Da 150 anni siamo uniti, ma metà del paese non è sotto il controllo dello stato, di cosa stiamo parlando ?
Saluti
RG
Quando il Dictatorum governava Roma valeva anche la massima LEX DURA LEX SED LEX, almeno credo.Ci siamo dati regole, bene, rispettiamole! Se non sono più buone, il Parlamento le modifichi (dico il Parlamento, non il Governo).La corruzione esiterà sempre, d’altronde anche Gesù l’ha subita sulla sua pelle. Però, quando ci facciamo rappresentare da cotal personaggi, quando diamo una pacca sulla spalla del ladro e del disonesto, cioè quando la LEGGE non viene FATTA applicare, chiedo scusa, ma con chi ce la dobbiamo prendere? Il garantismo garantisce il corrotto, chi ha potere,denaro, mai un povero disgraziato.Ci riempiamo la bocca di dottrina, esegesi divinatorie, ma poi? Sartori diceva che noi Italiani non abbiamo spina dorsale… mica avrà ragione?
c’è da ex politico denuncia il malaffare della politia dicendo la verità:http://www.huffingtonpost.it/2014/03/13/tiziano-motti-europarlamentare-la-verita-video_n_4956684.html
Basterebbe mandare con regolarità controlli a sorpresa da parte della Guardia di Finanza nelle sede di tutti i comuni, provience e regioni italiane e anche in quelle dei ministeri.
Se non è possibile trovare un modo per ridurre il potere allora basta controllare il potere. In Italia mancano i controlli.

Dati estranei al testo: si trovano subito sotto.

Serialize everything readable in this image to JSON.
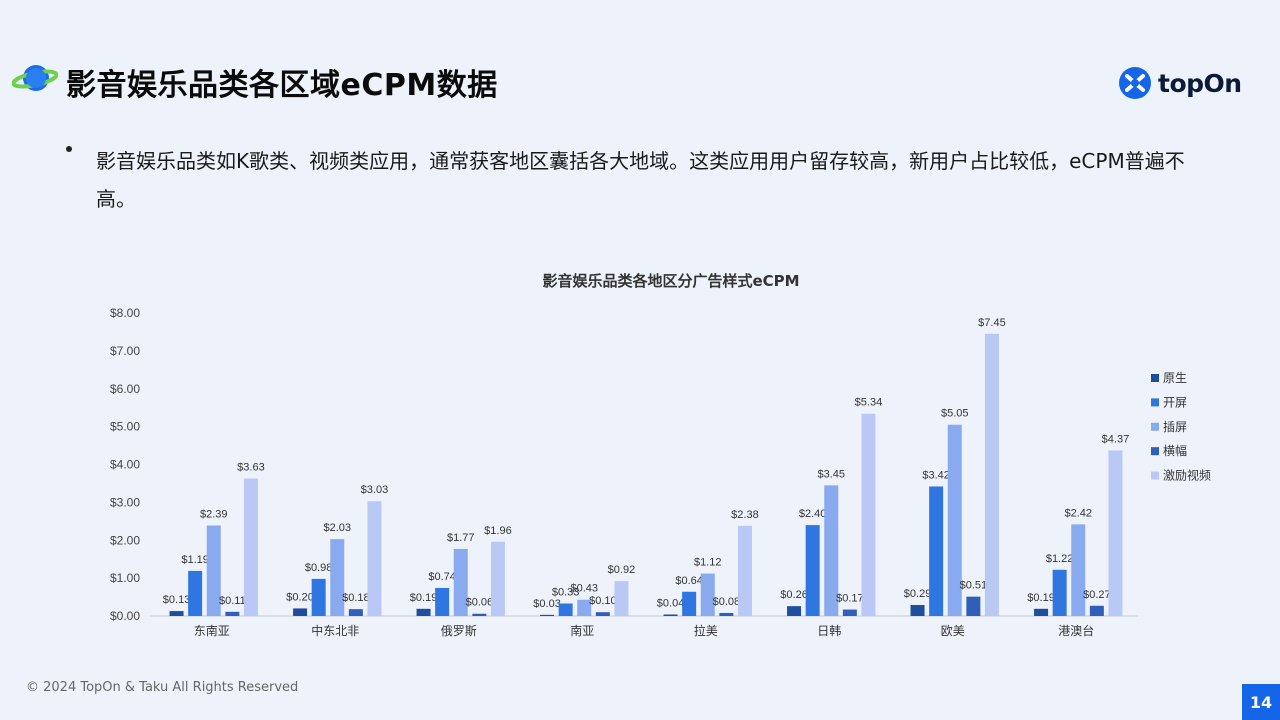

Alcune sezioni devono essere indipendenti dai partiti e rispondere solamente al capo dello stato che garantirebbe la regolarità
delle operazioni di controllo.
Se tutto è controllato dai politici allora tutto è corruttibile e condizionabile.
La classica conferma che la soluzione dei problemi non ci verrà dalle culture che hanno contribuito a crearli.
“…una governance più efficace, sia perché, ogni volta che c’è una procedura competitiva, c’è sempre almeno un concorrente scontento, pronto a segnalare la puzza di marcio se la percepisce. E nessuno più del concorrente insoddisfatto ha interesse a vigilare sul buon funzionamento delle procedure.”
è questo uno dei motivi per cui si può parlare legittimamente di tipologia mafiosa:
le denunce sono pochissime, per quel che ne so, piuttosto si smette di fare gare d’appalto
le aziende serie, che non sono disposte a corrompere non vincono e alla lunga rinunciano
e per giunta temono i ritardi di pagamento che possono arrivare a distruggere un’azienda sana.